Eight RCTs had reported weight loss of GLP-1RAs alone or combined with MET in comparison with MET alone in overweight/obese PCOS patients as detailed in Tables 1 and 2 [26–31]. As presented in the forest plot of Figure 2, our meta-analysis showed that the weight loss effect of overweight/obese PCOS patients who received GLP-1RAs alone or combined with MET was more significant than patients treated with MET alone (N = 318, WMD = −2.61, 95% CI: −3.51 to −1.72, P ≤ 0.001, I² = 77.5%). Further sensitivity analysis showed that removing anyone of the RCTs had little or no effect on the above result, as presented in Supplementary Figure S1A. In addition, both the Egger's test and Begg's test demonstrated that no publication bias was found in our meta-analysis of weight loss effect (Egger's test: P=0.389, Begg's test: P ≥ 0.999).

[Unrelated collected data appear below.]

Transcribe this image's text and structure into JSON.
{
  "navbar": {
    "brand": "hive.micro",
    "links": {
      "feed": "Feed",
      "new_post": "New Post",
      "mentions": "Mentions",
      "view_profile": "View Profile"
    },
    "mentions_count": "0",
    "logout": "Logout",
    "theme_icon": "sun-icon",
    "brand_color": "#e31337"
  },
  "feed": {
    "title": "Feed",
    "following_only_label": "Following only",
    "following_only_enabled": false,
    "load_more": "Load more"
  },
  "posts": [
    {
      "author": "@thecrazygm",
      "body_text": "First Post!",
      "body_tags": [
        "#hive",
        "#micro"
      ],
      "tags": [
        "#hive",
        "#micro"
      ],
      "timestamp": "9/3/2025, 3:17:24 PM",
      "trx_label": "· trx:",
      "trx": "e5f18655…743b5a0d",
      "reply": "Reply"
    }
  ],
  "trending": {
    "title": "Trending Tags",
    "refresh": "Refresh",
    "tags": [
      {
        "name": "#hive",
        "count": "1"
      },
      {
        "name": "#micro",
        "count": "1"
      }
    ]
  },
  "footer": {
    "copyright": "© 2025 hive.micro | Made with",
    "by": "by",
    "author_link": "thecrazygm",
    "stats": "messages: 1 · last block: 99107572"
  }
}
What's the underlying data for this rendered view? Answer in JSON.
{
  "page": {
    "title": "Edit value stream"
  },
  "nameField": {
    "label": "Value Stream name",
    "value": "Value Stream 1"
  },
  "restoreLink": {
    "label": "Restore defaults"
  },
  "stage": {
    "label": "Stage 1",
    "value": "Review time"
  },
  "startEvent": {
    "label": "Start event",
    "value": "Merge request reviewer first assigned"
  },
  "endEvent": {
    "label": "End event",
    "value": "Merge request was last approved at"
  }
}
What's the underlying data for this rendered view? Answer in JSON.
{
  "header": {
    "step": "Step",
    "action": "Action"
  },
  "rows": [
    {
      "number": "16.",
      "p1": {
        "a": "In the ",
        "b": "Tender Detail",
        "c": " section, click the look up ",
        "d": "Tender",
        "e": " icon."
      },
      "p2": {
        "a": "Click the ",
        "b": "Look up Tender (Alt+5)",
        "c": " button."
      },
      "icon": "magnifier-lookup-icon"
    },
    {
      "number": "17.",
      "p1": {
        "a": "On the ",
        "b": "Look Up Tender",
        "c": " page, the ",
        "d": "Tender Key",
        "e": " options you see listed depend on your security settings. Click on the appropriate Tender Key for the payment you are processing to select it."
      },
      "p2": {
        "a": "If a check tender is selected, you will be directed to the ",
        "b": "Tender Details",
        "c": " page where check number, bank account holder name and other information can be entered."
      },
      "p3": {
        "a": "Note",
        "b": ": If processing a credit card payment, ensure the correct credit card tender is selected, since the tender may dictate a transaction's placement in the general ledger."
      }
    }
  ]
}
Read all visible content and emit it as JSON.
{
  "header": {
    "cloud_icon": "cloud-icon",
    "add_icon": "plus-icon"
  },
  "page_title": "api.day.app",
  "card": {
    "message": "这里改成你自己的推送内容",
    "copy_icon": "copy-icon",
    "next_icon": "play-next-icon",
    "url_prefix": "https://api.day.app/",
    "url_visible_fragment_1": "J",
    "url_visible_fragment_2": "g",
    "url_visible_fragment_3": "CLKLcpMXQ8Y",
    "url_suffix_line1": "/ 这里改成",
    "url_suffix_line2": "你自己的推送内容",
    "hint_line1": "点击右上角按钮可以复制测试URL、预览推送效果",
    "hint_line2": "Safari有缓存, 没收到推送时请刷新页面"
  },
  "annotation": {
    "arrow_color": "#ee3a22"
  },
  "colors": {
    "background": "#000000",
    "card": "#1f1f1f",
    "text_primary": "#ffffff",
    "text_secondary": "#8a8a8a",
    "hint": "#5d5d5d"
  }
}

Forest plot of the outcome of weight loss effect in overweight/obese. PCOS patients. EXE: exenatide; LIRA: liraglutide; MET: metformin; COMBI: combination, represented GLP-1RAs combined with MET treatment; WMD: weighted mean difference.

Next, a subgroup analysis was conducted by intervention regimens. The results showed that there was a greater weight loss effect of GLP-1RAs alone than MET alone in overweight/obese PCOS patients (N = 252, WMD = −1.93, 95% CI: −2.20 to −1.65, P ≤ 0.001, I² = 0.0%). Moreover, the effect of GLP-1RAs combined with MET on weight loss was also more obvious than MET alone in overweight/obese PCOS patients (N = 66, WMD = −4.06, 95% CI: −5.91 to −2.21, P ≤ 0.001, I² = 59.0%).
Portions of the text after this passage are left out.